We use Valibot for validation. It's beyond the scope for
us to explain how that works in detail, so follow the link for docs and guides.
But it's a very lightweight and tree-shakeable library similar to Zod and
others. By default Tchef will not validate payloads. To do that, you have to set
up your expected schema using Valibot, then pass that in the options as such:
{ validateSchema: SomeValidValibotSchema }
. A more detailed example here:
const TodoSchema = object({
userId: number(),
id: number(),
title: string(),
completed: boolean(),
});
const result = await tchef('https://jsonplaceholder.typicode.com/todos/1', {
validateSchema: TodoSchema,
});
So, the only thing you need to have the payload validated is that. If you don't set the validateSchema property in the options, there is no validation. Although you can still use a generic as detailed above on this document.

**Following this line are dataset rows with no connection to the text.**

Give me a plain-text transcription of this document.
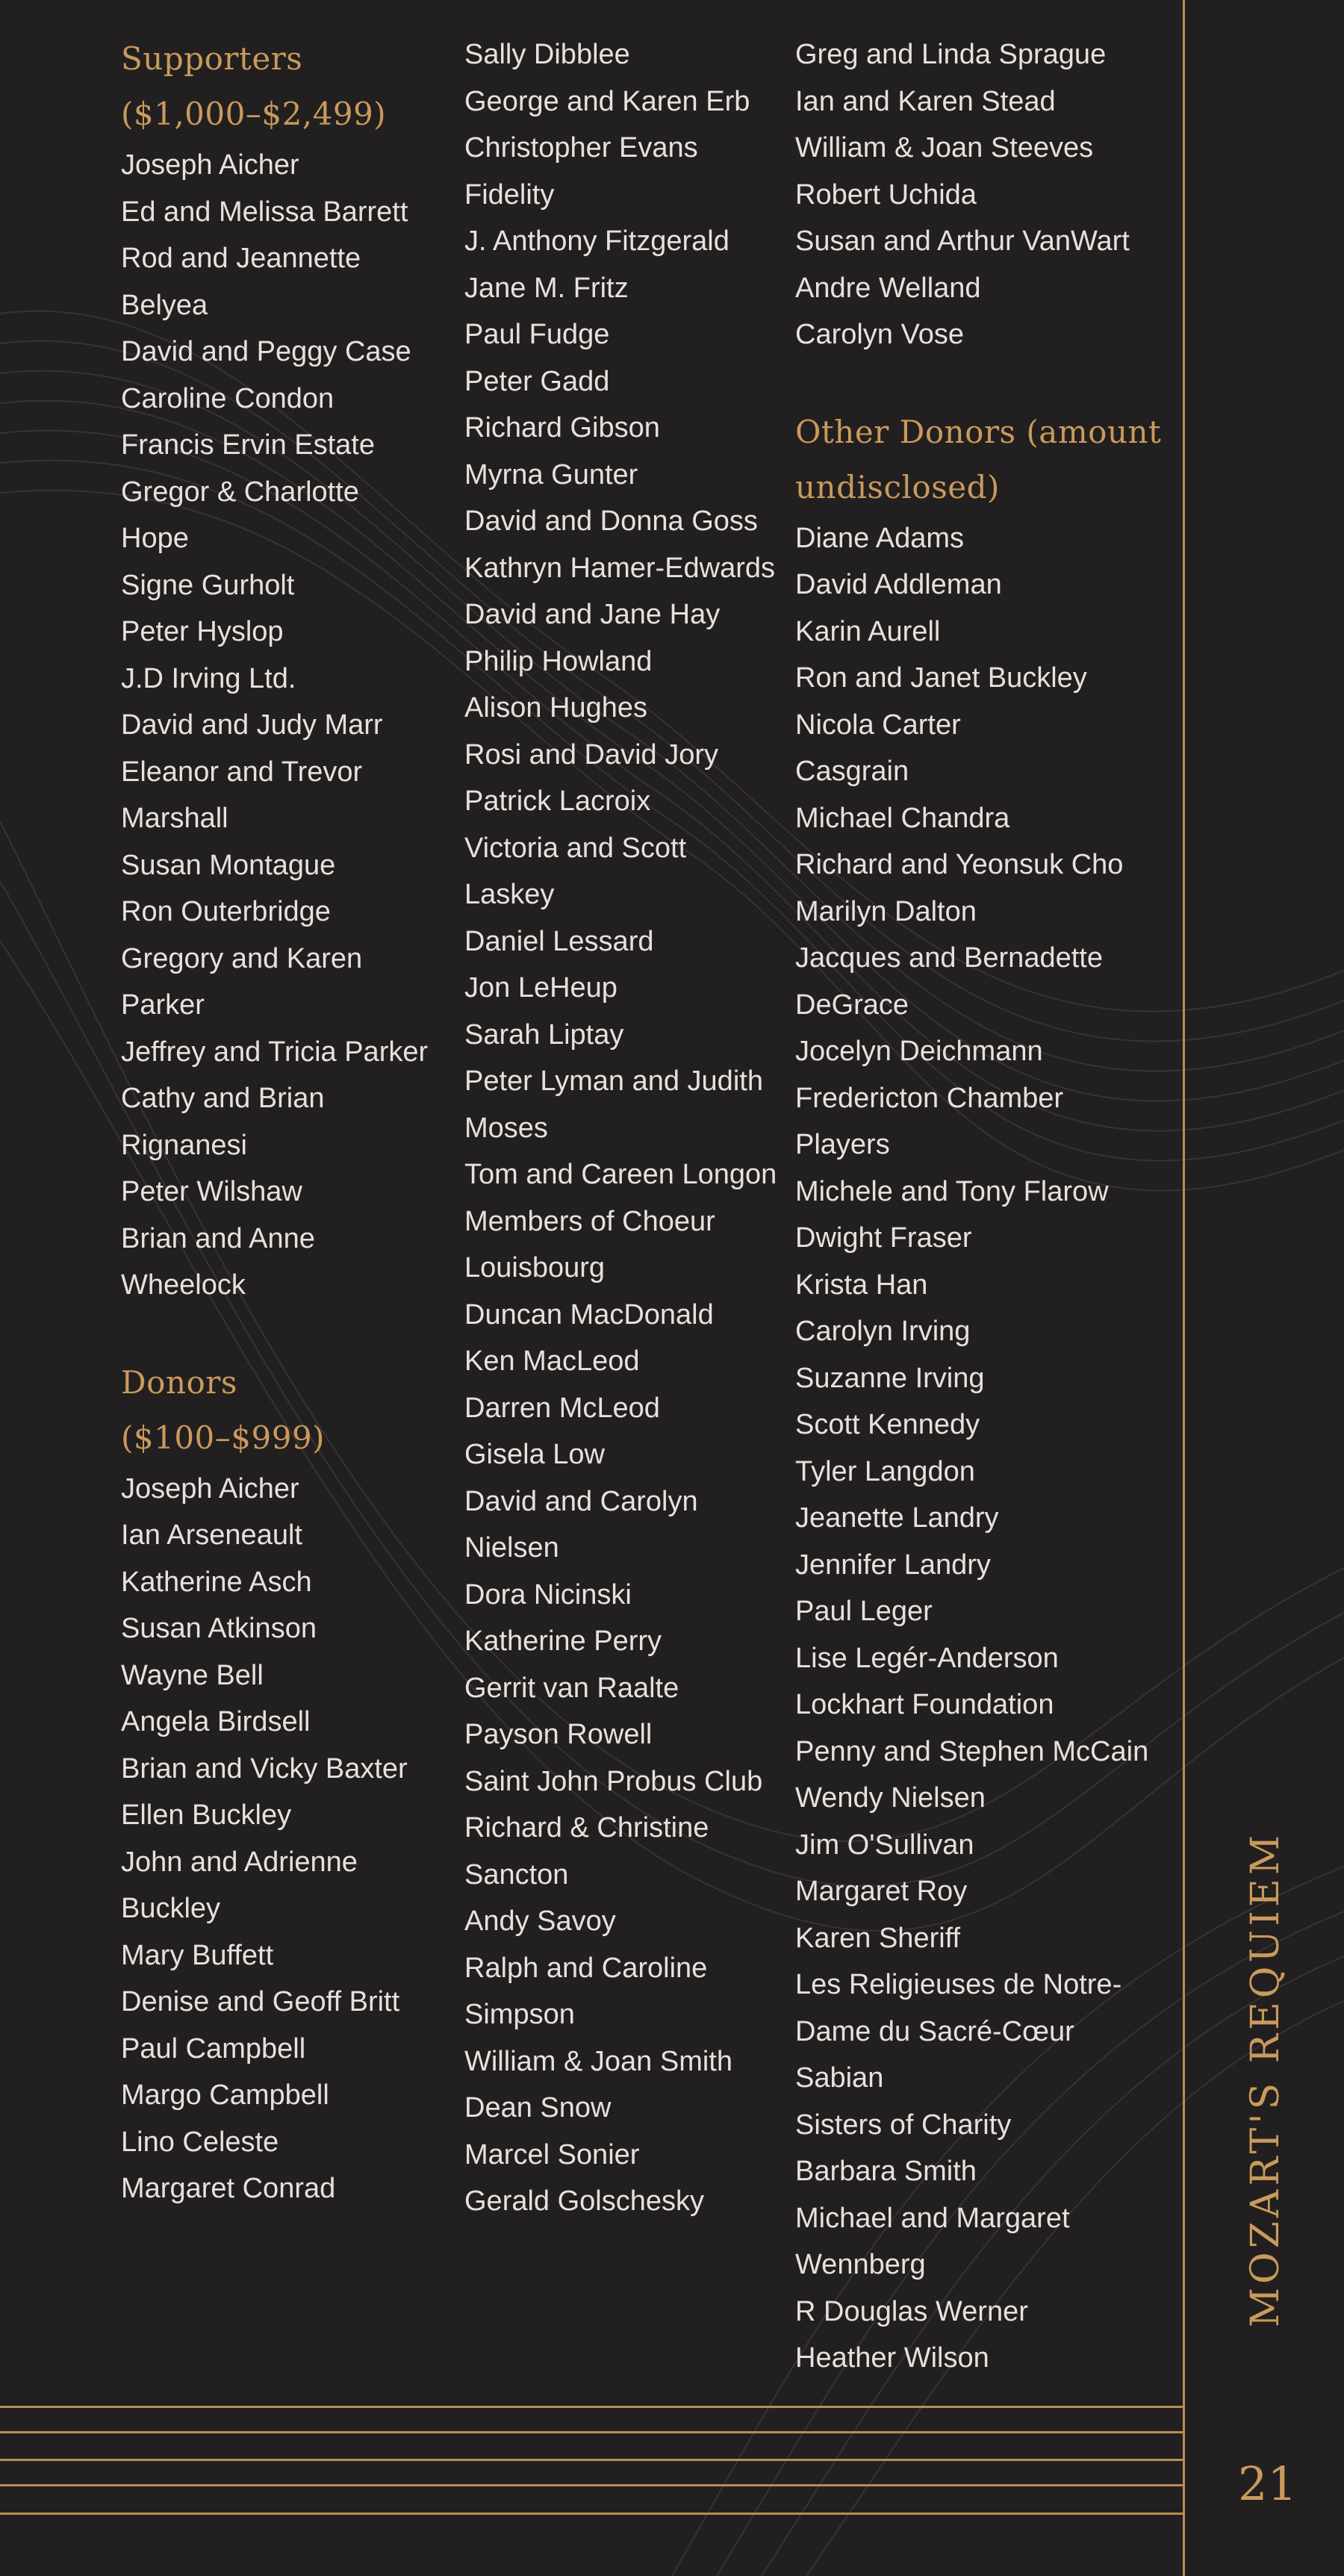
Supporters
($1,000–$2,499)
Joseph Aicher
Ed and Melissa Barrett
Rod and Jeannette Belyea
David and Peggy Case
Caroline Condon
Francis Ervin Estate
Gregor & Charlotte Hope
Signe Gurholt
Peter Hyslop
J.D Irving Ltd.
David and Judy Marr
Eleanor and Trevor Marshall
Susan Montague
Ron Outerbridge
Gregory and Karen Parker
Jeffrey and Tricia Parker
Cathy and Brian Rignanesi
Peter Wilshaw
Brian and Anne Wheelock
Donors
($100–$999)
Joseph Aicher
Ian Arseneault
Katherine Asch
Susan Atkinson
Wayne Bell
Angela Birdsell
Brian and Vicky Baxter
Ellen Buckley
John and Adrienne Buckley
Mary Buffett
Denise and Geoff Britt
Paul Campbell
Margo Campbell
Lino Celeste
Margaret Conrad
Sally Dibblee
George and Karen Erb
Christopher Evans
Fidelity
J. Anthony Fitzgerald
Jane M. Fritz
Paul Fudge
Peter Gadd
Richard Gibson
Myrna Gunter
David and Donna Goss
Kathryn Hamer-Edwards
David and Jane Hay
Philip Howland
Alison Hughes
Rosi and David Jory
Patrick Lacroix
Victoria and Scott Laskey
Daniel Lessard
Jon LeHeup
Sarah Liptay
Peter Lyman and Judith Moses
Tom and Careen Longon
Members of Choeur Louisbourg
Duncan MacDonald
Ken MacLeod
Darren McLeod
Gisela Low
David and Carolyn Nielsen
Dora Nicinski
Katherine Perry
Gerrit van Raalte
Payson Rowell
Saint John Probus Club
Richard & Christine Sancton
Andy Savoy
Ralph and Caroline Simpson
William & Joan Smith
Dean Snow
Marcel Sonier
Gerald Golschesky
Greg and Linda Sprague
Ian and Karen Stead
William & Joan Steeves
Robert Uchida
Susan and Arthur VanWart
Andre Welland
Carolyn Vose
Other Donors (amount undisclosed)
Diane Adams
David Addleman
Karin Aurell
Ron and Janet Buckley
Nicola Carter
Casgrain
Michael Chandra
Richard and Yeonsuk Cho
Marilyn Dalton
Jacques and Bernadette DeGrace
Jocelyn Deichmann
Fredericton Chamber Players
Michele and Tony Flarow
Dwight Fraser
Krista Han
Carolyn Irving
Suzanne Irving
Scott Kennedy
Tyler Langdon
Jeanette Landry
Jennifer Landry
Paul Leger
Lise Legér-Anderson
Lockhart Foundation
Penny and Stephen McCain
Wendy Nielsen
Jim O'Sullivan
Margaret Roy
Karen Sheriff
Les Religieuses de Notre-Dame du Sacré-Cœur
Sabian
Sisters of Charity
Barbara Smith
Michael and Margaret Wennberg
R Douglas Werner
Heather Wilson
MOZART'S REQUIEM
21
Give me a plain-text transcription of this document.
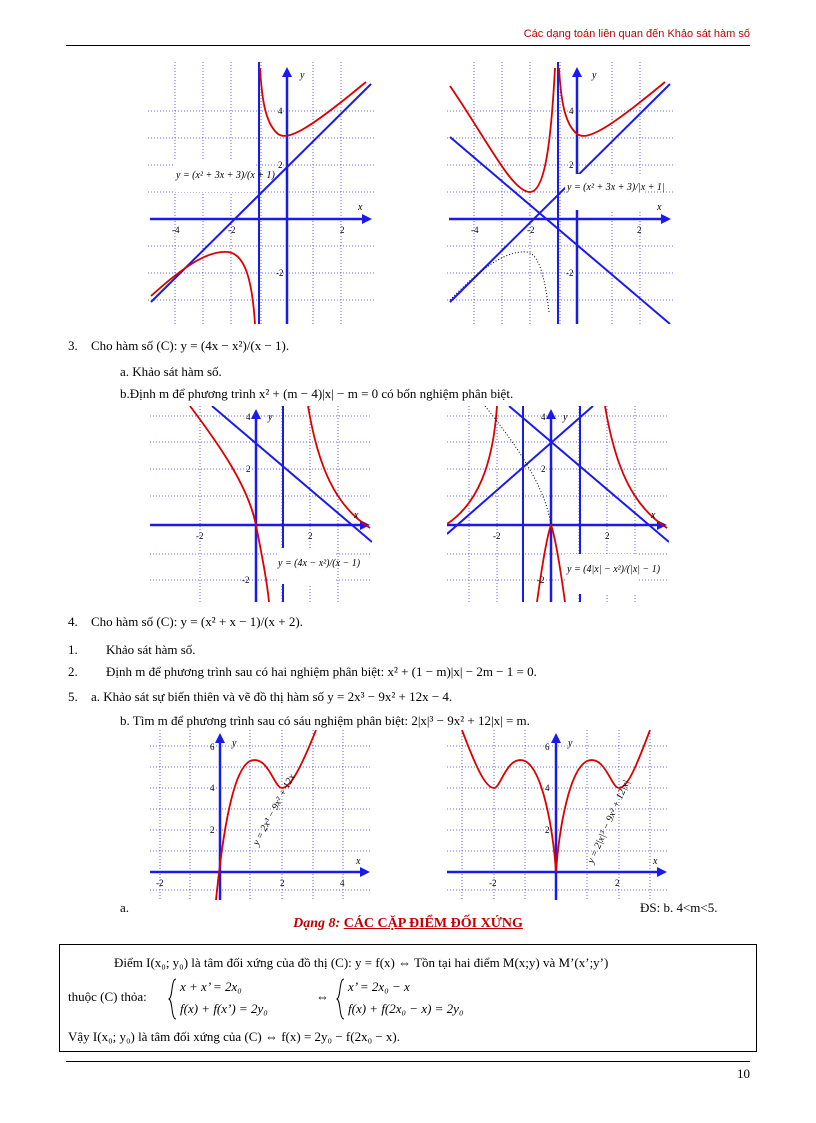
Các dạng toán liên quan đến Khảo sát hàm số
y = (x² + 3x + 3)/(x + 1)
-4	-2	2
4
2
-2
x
y
y = (x² + 3x + 3)/|x + 1|
-4	-2	2
4
2
-2
x
y
3. Cho hàm số (C): y = (4x − x²)/(x − 1).
a. Khảo sát hàm số.
b.Định m để phương trình x² + (m − 4)|x| − m = 0 có bốn nghiệm phân biệt.
y = (4x − x²)/(x − 1)
-2	2
4
2
-2
x
y
y = (4|x| − x²)/(|x| − 1)
-2	2
4
2
-2
x
y
4. Cho hàm số (C): y = (x² + x − 1)/(x + 2).
1. Khảo sát hàm số.
2. Định m để phương trình sau có hai nghiệm phân biệt: x² + (1 − m)|x| − 2m − 1 = 0.
5. a. Khảo sát sự biến thiên và vẽ đồ thị hàm số y = 2x³ − 9x² + 12x − 4.
b. Tìm m để phương trình sau có sáu nghiệm phân biệt: 2|x|³ − 9x² + 12|x| = m.
y = 2x³ − 9x² + 12x
-2	2	4
6
4
2
x
y
y = 2|x|³ − 9x² + 12|x|
-2	2
6
4
2
x
y
a.	ĐS: b. 4<m<5.
Dạng 8: CÁC CẶP ĐIỂM ĐỐI XỨNG
Điểm I(x₀; y₀) là tâm đối xứng của đồ thị (C): y = f(x) ⇔ Tồn tại hai điểm M(x;y) và M’(x’;y’)
thuộc (C) thỏa:
x + x’ = 2x₀
f(x) + f(x’) = 2y₀
⇔
x’ = 2x₀ − x
f(x) + f(2x₀ − x) = 2y₀
Vậy I(x₀; y₀) là tâm đối xứng của (C) ⇔ f(x) = 2y₀ − f(2x₀ − x).
10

So, there are 3 levels to the security you have about your response. At the most
basic, with no validation or generic, the response data will be typed as
unknown
- already better than the any
from a normal Fetch. By creating a TS
type and passing it as a generic to the Tchef call, you get the response data
type coerced into the expected type, with autocomplete and errors on IDE, but no
real assurance that the data we got back is actually that type. By using the
validation feature, you get the data correctly typed, and assurance that it was
what you actually got back - at runtime! 🔥
Another bonus feature of the validation feature: if you expect the response to be a huge payload with dozens of fields, but you only really care about 5 or 6... you can create the schema with only those, and by default the response will still validate correctly (as long as those 5 or 6 were correct), and the return data will be stripped of the fields not in the schema, giving you back just what you need, a la GraphQL! 🔥
That is the default behaviour. You can also make it fail validation if there are more fields than your schema has, or still include those extra fields in the returned data instead of stripping them. The only change needed for this is on your Valibot schema. Example for including the extra fields:
const TodoSchema = object(
{
id: number(),
title: string(),
},
unknown()
);
await tchef('https://example.com/todo/1', { validateSchema: TodoSchema });
The key is the unknown()
call on the second argument - this will pass through
the extra fields. If you set it to never()
instead, validation will error out
and tchef will return
{ ok: false, error: 'Response failed to validate against schema.', statusCode: 409 }
.
Again, check Valibot for more information on it's
features.
- If you get an error when trying to use the validation feature, that it
cannot find Valibot, you can either try
pnpm i --shamefully-hoist
, that will rebuild your node_modules folder and pull up valibot from within Tchef's dependencies to the top level (recommended). Or you can install Valibot on your dependencies yourself - this should also work but you will have duplicated dependency and potential version mismatches.
- [ ] Browser build that allows normal ESM import.